The findings show that addressing migration and health is a priority globally and locally. The number of people moving internally within South Africa far exceeds the number of cross-border migrants. Contrary to popular assumptions, internal migration presents greater governance, health-system, and health-equity challenges than cross-border migration, but current responses do not recognise this. Our findings show why recognising migration as a determinant of health assists in addressing associated health inequities. Data suggest that a healthy migrant effect, and subsequent health penalty, is at play in South Africa.
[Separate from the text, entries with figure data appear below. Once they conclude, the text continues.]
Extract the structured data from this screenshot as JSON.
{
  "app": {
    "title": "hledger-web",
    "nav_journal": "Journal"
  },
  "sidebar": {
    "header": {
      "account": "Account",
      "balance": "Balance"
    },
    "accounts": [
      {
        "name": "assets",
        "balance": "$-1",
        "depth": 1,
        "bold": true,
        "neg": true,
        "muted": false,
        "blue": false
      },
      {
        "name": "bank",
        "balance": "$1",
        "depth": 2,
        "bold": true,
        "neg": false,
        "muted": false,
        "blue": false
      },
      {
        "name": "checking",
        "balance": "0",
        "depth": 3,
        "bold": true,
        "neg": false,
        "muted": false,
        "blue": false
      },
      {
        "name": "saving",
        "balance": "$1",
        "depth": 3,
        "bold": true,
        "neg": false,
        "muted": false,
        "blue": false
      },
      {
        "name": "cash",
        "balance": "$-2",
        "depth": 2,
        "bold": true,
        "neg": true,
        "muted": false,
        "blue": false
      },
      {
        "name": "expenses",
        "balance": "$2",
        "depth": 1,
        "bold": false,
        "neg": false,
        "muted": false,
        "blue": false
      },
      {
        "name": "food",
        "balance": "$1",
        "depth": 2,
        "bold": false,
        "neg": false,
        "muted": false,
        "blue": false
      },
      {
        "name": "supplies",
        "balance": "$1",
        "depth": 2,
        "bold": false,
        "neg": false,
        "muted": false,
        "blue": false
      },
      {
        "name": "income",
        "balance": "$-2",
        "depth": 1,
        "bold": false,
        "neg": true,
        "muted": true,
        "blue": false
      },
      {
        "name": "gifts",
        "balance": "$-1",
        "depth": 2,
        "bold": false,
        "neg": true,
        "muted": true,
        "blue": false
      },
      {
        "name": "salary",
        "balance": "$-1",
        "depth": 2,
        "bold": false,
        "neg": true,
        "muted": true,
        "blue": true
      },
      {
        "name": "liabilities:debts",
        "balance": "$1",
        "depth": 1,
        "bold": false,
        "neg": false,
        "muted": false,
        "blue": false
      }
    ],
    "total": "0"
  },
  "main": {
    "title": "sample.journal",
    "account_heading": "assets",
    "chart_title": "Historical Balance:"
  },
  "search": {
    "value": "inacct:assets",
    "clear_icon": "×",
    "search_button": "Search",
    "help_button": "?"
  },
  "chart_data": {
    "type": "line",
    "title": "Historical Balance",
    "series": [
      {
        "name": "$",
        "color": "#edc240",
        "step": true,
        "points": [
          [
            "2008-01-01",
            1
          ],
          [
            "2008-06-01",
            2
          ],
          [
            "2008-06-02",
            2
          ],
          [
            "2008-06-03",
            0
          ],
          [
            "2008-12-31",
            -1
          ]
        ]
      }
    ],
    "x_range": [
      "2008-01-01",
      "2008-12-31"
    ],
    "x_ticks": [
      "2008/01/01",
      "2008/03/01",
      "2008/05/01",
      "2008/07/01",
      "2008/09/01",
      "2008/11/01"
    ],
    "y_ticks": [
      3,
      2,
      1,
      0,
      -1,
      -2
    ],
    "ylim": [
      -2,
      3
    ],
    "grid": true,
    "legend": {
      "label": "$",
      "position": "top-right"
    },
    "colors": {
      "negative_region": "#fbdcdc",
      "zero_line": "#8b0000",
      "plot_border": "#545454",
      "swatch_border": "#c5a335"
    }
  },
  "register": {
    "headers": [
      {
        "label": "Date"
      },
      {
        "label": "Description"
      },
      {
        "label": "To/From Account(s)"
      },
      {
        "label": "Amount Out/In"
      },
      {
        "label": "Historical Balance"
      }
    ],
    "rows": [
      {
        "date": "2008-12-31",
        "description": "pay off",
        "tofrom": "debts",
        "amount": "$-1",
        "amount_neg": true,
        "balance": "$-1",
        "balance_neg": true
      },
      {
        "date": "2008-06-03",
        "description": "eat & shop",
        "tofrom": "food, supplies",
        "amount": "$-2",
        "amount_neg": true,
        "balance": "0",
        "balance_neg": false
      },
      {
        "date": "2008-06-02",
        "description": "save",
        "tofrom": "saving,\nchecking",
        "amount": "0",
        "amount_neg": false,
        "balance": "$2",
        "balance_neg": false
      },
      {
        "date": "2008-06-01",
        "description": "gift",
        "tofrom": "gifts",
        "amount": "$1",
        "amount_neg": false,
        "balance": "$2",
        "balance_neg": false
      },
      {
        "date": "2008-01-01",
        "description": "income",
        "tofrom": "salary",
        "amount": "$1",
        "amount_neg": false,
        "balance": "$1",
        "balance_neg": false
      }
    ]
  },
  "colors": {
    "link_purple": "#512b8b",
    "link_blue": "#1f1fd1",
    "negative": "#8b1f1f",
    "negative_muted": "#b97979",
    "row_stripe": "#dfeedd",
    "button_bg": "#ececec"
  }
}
Evidence shows that both non-nationals and South African nationals who move within the country face challenges in accessing health care; of particular concern is the lack of a co-ordinated strategy to ensure continuous access to treatment, and care and support of chronic conditions.
Migration impacts the South African public healthcare system but not in the ways often assumed, and sectors responsible for improving responses have a poor understanding of migration. The need for better data is emphasised, existing policy responses are outlined, and strategic opportunities for intervention are suggested. Recommendations are made for migration-aware health systems that embed population movement as central to the design of health interventions, policy, and research. Such responses offer strategic opportunities to address health inequity, both nationally and regionally, with resulting health and developmental benefits for all.